Minoru Murayama degli Hanshin Tigers.

Altra curiosità: nel manga Michiru Hanagata/Alexander Mitchell è descritto come il rampollo di una prestigiosa casata automobilistica che ha vissuto l'infanzia in Inghilterra, dove viene persino ricevuto dalla Regina Elisabetta! Una volta tornato in Giappone, con atteggiamento nichilista, decide di affiliarsi ad una banda di teppisti (Black Shadows), ribellandosi alla sua condizione di privilegiato. D'altronde capita spesso coi figli di papà. L'incontro successivo con Tommy, che Alexander dimostra subito di detestare a causa del suo spirito di abnegazione, gli fa scattare la molla che lo rimette nella giusta carreggiata. D'ora in poi l'obiettivo del privilegiato sarà quello di sconfiggere il ragazzino cocciuto che non molla mai. Il rivale di Tommy, ovviamente dovrà per forza giocare nei Tigers di Osaka, da sempre considerati nemici storici dei Giants di Tōkyō. Per caratterizzarlo a puntino, quindi, nulla di più facile che ispirarsi a colui che avevano soprannominato Mister Tigers II, al secolo Minoru Murayama, una vita trascorsa a giocare negli Hanshin. Grandissimo lanciatore degli anni Sessanta, originario del Kansai (quindi col pedigree giusto!), Murayama infiammò le partite notturne allo stadio Kōshien. Minoru Murayama se n'è andato nel 1998. Tuttavia si è guadagnato l'onore di un cameo nel manga. Infatti compare come personaggio reale, anche se nel ruolo inconsueto di ricevitore. Per la cronaca il primo, mitico, Mister Tigers fu Fumio Fujimura, grande giocatore degli Hanshin degli anni Cinquanta, che però a differenza di Murayama era nato ad Hiroshima.

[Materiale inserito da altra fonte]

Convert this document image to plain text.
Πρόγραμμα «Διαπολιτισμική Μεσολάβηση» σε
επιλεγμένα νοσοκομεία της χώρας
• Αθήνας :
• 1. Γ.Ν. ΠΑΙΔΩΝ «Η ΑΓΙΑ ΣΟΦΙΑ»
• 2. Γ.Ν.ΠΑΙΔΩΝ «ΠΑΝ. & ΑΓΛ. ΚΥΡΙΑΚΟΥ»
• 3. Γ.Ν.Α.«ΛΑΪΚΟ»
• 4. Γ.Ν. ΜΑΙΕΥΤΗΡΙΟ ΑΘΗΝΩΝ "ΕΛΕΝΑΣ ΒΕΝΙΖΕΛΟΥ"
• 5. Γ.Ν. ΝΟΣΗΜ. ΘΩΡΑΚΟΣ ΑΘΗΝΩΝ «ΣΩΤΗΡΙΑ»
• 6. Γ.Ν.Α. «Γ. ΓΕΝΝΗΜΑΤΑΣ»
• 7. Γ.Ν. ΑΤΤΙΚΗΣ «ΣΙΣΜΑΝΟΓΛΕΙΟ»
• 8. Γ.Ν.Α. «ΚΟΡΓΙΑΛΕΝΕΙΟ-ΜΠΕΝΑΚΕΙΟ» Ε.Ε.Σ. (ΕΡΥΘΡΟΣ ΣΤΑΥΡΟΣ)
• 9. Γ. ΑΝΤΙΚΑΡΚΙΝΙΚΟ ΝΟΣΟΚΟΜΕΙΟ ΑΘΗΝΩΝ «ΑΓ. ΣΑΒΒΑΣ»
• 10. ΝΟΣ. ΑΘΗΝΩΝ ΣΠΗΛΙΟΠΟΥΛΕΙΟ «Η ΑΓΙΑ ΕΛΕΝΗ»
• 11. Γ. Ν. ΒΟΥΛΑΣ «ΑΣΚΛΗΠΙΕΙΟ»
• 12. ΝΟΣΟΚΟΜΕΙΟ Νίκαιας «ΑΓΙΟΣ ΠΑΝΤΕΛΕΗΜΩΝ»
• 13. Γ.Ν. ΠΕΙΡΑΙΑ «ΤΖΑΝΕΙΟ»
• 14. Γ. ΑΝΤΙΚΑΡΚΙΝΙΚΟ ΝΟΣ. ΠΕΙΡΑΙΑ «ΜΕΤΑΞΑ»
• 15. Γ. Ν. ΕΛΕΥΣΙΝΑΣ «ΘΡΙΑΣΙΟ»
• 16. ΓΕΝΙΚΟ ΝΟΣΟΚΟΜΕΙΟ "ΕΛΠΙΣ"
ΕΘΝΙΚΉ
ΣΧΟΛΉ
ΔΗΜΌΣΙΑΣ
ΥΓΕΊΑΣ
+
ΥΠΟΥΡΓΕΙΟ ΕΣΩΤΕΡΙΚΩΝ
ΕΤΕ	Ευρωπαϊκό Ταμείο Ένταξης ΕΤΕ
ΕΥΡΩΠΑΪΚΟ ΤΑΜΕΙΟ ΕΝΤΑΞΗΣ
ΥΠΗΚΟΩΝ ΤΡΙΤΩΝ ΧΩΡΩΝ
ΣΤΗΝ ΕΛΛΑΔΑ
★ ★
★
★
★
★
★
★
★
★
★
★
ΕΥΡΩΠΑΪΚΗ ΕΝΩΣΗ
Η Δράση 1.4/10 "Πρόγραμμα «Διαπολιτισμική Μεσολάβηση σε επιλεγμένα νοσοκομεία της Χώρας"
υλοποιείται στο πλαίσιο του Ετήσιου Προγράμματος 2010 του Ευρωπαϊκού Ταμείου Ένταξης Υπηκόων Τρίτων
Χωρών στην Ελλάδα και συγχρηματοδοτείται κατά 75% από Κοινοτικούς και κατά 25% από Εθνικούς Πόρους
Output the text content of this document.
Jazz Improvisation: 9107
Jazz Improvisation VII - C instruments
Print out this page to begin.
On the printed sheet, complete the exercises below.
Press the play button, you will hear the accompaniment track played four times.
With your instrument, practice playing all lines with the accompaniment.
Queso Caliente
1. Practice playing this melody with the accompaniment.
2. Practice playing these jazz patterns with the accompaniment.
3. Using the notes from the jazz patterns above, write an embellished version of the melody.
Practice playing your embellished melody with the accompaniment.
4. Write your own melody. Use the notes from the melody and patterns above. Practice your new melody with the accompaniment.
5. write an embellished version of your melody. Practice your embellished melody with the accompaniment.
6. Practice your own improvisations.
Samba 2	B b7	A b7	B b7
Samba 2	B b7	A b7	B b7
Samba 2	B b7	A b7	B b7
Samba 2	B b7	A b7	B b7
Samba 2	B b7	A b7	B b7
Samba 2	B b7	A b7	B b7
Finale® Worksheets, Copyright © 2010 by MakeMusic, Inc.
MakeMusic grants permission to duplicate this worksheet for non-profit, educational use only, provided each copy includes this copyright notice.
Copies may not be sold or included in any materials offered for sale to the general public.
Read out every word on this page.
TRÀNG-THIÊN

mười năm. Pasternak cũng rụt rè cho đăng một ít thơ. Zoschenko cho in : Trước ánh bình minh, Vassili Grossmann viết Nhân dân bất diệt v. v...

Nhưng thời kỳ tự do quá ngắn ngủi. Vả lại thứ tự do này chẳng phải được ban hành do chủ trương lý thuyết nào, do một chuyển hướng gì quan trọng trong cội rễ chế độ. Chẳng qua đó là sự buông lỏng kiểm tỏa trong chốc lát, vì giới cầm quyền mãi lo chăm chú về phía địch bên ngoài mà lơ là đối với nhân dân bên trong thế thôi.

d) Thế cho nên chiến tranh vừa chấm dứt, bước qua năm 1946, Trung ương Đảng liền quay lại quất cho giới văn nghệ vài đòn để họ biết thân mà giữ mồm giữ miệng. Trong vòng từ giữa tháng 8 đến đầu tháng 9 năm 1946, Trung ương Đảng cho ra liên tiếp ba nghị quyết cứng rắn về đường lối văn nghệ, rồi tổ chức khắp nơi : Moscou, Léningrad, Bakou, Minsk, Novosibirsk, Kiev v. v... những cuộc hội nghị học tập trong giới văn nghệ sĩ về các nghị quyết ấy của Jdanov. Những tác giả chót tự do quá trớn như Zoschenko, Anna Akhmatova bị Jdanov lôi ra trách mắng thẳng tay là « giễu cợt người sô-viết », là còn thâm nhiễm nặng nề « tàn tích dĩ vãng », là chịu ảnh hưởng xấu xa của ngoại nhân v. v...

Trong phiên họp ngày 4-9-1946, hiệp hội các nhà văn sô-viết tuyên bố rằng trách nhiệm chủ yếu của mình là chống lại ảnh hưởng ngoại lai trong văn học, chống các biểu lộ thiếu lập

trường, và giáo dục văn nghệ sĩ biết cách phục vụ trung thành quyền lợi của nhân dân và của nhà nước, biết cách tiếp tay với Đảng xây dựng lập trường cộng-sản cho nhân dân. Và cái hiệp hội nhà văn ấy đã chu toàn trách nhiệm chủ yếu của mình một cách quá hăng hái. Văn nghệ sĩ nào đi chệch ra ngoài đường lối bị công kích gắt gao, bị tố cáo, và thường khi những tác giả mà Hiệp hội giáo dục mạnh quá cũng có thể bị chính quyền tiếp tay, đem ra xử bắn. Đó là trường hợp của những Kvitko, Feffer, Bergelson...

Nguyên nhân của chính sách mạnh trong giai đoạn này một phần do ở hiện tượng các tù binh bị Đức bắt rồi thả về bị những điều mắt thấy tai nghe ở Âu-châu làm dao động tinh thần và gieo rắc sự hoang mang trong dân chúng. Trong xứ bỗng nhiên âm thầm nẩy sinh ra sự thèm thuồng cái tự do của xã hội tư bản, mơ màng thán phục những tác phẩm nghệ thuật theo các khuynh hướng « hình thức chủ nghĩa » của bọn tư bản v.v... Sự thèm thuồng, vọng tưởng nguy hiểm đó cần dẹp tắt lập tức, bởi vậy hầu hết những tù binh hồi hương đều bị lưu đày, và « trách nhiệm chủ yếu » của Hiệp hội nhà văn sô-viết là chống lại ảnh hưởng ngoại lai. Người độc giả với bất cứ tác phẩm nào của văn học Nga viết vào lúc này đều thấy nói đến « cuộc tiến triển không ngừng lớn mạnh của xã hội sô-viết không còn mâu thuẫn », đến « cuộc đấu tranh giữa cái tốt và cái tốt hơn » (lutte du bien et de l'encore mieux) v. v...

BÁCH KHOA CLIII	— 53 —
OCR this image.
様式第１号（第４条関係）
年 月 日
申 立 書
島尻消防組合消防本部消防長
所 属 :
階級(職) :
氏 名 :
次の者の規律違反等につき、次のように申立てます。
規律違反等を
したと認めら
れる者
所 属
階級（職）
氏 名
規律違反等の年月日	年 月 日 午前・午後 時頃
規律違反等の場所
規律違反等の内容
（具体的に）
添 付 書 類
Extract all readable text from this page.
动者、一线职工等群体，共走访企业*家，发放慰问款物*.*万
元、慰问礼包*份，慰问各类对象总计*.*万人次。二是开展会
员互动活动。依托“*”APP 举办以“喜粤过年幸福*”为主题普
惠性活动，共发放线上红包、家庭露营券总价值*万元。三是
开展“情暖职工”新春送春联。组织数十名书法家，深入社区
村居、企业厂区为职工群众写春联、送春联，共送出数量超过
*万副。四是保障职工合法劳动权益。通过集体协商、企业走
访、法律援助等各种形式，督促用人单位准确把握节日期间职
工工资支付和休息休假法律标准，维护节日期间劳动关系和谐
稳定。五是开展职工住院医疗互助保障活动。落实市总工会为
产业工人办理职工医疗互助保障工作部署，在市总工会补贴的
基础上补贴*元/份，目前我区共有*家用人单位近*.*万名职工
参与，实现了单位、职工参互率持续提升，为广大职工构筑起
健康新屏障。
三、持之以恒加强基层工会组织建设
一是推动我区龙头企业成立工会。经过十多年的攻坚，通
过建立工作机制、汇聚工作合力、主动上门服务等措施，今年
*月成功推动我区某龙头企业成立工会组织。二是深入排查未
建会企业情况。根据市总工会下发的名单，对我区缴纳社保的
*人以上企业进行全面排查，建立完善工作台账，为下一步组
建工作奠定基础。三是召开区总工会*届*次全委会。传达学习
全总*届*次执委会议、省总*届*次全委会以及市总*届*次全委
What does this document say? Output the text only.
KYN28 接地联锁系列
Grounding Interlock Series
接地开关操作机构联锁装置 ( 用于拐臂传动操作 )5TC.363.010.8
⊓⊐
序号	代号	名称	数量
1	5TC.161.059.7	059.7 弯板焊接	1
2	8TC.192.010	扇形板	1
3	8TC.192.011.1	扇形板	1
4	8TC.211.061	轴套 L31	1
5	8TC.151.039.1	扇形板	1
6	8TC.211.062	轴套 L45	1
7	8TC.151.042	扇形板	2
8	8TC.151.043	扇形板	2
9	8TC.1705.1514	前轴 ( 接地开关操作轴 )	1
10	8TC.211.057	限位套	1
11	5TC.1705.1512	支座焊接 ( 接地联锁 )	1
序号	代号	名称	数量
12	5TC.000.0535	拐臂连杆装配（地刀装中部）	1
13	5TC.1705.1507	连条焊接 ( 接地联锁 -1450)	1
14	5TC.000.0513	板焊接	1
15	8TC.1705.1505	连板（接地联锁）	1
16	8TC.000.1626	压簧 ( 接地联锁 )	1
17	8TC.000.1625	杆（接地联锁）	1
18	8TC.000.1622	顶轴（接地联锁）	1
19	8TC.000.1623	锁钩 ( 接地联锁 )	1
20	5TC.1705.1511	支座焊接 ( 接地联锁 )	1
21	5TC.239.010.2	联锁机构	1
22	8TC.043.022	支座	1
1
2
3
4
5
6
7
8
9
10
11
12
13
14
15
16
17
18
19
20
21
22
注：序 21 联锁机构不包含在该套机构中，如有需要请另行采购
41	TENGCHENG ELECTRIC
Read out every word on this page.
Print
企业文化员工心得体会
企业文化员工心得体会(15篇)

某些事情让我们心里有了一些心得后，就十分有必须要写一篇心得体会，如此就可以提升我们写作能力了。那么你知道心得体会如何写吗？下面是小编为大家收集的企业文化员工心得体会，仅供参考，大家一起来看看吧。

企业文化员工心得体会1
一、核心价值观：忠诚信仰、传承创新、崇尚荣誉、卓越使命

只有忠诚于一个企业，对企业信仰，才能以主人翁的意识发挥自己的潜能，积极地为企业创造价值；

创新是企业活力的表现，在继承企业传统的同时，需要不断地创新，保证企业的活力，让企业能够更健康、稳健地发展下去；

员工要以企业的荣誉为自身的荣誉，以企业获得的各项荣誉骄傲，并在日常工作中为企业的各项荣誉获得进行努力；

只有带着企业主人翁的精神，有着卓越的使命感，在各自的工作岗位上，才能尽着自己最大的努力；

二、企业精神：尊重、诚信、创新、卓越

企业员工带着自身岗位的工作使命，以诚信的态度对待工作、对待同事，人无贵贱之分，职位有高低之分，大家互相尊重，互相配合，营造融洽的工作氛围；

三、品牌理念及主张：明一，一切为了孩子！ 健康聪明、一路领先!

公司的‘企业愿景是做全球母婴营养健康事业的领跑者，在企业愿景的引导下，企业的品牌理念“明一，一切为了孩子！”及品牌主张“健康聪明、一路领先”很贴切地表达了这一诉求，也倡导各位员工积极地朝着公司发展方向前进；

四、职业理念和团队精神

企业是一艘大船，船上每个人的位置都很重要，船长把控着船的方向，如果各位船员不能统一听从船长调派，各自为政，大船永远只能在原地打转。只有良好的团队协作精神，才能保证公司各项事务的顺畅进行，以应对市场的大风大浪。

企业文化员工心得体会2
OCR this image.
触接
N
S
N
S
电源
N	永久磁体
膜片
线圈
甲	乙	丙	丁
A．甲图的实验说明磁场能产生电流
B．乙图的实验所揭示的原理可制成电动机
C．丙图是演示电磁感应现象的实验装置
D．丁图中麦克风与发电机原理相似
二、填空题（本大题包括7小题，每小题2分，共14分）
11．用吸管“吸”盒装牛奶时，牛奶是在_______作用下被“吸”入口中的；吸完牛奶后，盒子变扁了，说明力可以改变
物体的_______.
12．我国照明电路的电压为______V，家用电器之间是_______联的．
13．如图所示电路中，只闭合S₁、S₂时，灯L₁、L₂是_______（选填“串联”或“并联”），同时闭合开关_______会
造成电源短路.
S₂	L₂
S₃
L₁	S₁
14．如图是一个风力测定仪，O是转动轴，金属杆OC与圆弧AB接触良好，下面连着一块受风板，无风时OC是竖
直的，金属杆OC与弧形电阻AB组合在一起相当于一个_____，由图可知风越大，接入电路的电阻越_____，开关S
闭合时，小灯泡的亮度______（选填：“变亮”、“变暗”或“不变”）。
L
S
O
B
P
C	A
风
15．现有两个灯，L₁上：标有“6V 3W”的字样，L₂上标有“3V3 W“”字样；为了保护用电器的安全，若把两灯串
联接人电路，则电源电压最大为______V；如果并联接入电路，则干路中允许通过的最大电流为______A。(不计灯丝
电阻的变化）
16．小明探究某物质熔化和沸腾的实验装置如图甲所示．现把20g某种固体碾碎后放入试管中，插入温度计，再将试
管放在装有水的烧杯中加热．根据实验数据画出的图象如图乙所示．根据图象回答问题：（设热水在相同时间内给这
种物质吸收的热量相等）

Ed eccoci ad uno degli episodi del manga che mi ha colpito in modo particolare e che riassume tutta la filosofia di Kajiwara nell'esasperare un gesto sportivo all'inverosimile: Tommy è poco più che un ragazzino e si trova a dover affrontare il rivale di sempre, Alexander, il quale ha in serbo per lui la sua terribile battuta knockout, con la quale rimanda la pallina addosso al lanciatore, tramortendolo. In pratica la mazza di Alexander imprime alla pallina uno spin micidiale che sfugge alla presa del giocatore verso il quale l'ha indirizzata e lo ferisce in modo serio.
Il buon Arthur, uno che la sa lunga in fatto di baseball, ha un'intuizione e la sperimenta sul figlio. Imbeve alcune palline con del cherosene, le accende e le batte addosso al povero Tommy. Il poveretto non può certo bloccarle col guantone, ma nemmeno può permettersi di scansarle. Quel truce allenamento serve per scovare un sistema che gli permetta in qualche modo di compiere l'assistenza in prima base senza afferrare la pallina. Arriva il giorno dell'incontro e Tommy sale sul monte di lancio. Alexander non ci pensa due volte e ribatte violentemente la pallina mirando alla gola del rivale. Memore dell'allenamento speciale, Tommy fa una mezza capriola all'indietro e respinge la pallina con la pianta delle scarpette chiodate, indirizzandola in prima base. Alexander rimane di sasso. Rinuncia alla corsa, venendo facilmente eliminato dal prima base che nel frattempo ha raccolto la rotolante innocua. La sfida è conclusa. Tommy esulta mentre il rivale brucia dalla rabbia e gli dichiara ufficialmente guerra.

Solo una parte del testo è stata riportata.